Madrid (EFE).- The Nobel Prize for Literature and Peruvian Hispanic writer Mario Vargas Llosa has assured this Tuesday that in Latin America writers are not as frowned upon as they were 30 years ago and that, on some occasions, they receive prizes, although other times They kick them out, in reference to the Nicaraguan Sergio Ramírez.
Vargas Llosa (Arequipa, Peru, 1936) has been honored this afternoon at the Instituto Cervantes in Madrid in an act curated by the Sergio Ramírez Cervantes Prize winner and in which the first part of a work that compiles six decades of journalistic production has been presented of the writer, in this case the first volume dedicated to culture and, especially, to literary criticism.
In a talk with the writers Carlos Granés (Colombia), editor and prologue writer of the first volume of this work, “The fire of imagination: books, stages, screens and museums” (2023), and Sergio Ramírez (Nicaragua), moderated by the editor Pilar Reyes, Vargas Llosa has recalled his beginnings as a writer and has assured that he does not recognize himself in the first articles that make up this book.

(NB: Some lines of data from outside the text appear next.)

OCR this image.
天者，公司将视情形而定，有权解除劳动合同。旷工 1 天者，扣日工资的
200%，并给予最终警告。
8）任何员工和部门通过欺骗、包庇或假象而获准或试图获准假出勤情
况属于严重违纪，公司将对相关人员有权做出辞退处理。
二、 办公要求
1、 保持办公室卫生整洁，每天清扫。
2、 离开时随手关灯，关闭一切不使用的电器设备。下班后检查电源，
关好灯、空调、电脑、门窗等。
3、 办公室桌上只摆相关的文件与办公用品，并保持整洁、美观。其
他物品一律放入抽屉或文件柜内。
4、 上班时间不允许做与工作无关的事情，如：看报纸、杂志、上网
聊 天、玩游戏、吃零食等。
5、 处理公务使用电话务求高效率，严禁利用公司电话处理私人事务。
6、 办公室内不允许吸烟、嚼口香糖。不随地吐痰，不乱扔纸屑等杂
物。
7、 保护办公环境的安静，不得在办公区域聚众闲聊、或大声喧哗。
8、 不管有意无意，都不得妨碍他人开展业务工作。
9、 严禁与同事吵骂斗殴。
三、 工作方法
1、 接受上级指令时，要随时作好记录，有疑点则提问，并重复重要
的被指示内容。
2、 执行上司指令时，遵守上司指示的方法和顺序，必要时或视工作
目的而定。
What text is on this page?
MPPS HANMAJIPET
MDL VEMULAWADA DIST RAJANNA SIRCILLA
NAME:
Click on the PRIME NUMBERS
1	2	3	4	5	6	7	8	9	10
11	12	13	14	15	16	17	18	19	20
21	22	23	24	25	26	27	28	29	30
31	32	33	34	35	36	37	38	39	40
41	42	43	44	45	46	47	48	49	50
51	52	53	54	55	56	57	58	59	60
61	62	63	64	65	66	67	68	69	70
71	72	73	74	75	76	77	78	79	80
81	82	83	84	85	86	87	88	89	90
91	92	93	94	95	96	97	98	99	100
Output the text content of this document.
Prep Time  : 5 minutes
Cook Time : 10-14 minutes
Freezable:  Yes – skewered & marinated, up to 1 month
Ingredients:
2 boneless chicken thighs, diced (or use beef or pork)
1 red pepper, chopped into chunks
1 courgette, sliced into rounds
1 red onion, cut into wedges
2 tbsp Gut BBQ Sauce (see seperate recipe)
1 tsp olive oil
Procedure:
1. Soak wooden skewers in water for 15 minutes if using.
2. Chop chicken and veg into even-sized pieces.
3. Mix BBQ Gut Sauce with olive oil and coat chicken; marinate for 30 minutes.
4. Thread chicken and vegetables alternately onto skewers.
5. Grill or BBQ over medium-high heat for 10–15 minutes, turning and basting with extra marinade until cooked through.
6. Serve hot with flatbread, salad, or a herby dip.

This book, of about eight hundred pages, represents a journey by the writer on the literary creation of the 20th century and so far in the 21st, through articles that date from his time as a beginner reader in Lima to his 20 years.
“I don’t recognize many of the texts because they were written a long time ago and others defend positions that are no longer mine, but at the same time it constitutes the story of a writer. That rich, contradictory, complicated past is fundamental, in which there are very contradictory articles and which, however, read now, recall certain episodes in the history of Peru and Latin America that are inevitable”, Vargas Llosa has indicated.
Vargas Llosa and Borges
The Nobel Prize for Literature has explained how he began to write very young, in a newspaper when he was still at school, and how difficult it was in Peru at the time to access the literature of other countries, since it was very isolated.
“I remember very well the first time I heard about Borges”, with whom he has confessed that he has had a conflictive relationship: “Then I was a member of the Communist Party, and Borges represented everything that communism hated: he did not believe in reality, nor in social problems, he wrote inspired by classic books about exotic worlds”, which is why he had to read it at night already hidden.
He has also recounted that “if one wanted to be a writer, one had to leave Peru, where no one made a living like that”, and he recalled that his dream was to go to Paris, a city where upon arrival he bought a copy of a book that changed his life: “Madame Bovary”: “Flaubert gave me the passion for the novel and the conviction of being a writer”, he has indicated.
Changes in the situation of authors in Latin America
Regarding the situation of the authors, now, he has indicated, things have changed in Latin America, where “there is a grim right wing made up largely of the military and writers are given prizes” and where a “sinister” character like Daniel Ortega , the Nicaraguan president, gives prizes” to some writers, while he kicks others out, he said in reference to Sergio Ramírez, whose nationality has been withdrawn.
For his part, Ramírez has stated that “much of the drama in Latin America has been that freedom was good for some but not for all” and, today, there is still “a certain left that does not recognize dictatorships.”
The first volume of Vargas Llosa’s journalistic and essay work on literature and art will be followed by others on Peru, the troubled regions in the world, the challenges of today’s society and a more personal fifth on trips and characters that have influenced in the writer, all of them published by Alfaguara.
In the tribute to Vargas Llosa and his work, Spanish writers and Latin American writers residing in Madrid, such as Rosa Montero, Héctor Abad Facilone, Gioconda Belli or Jorge Eduardo Benavides, participated for two days.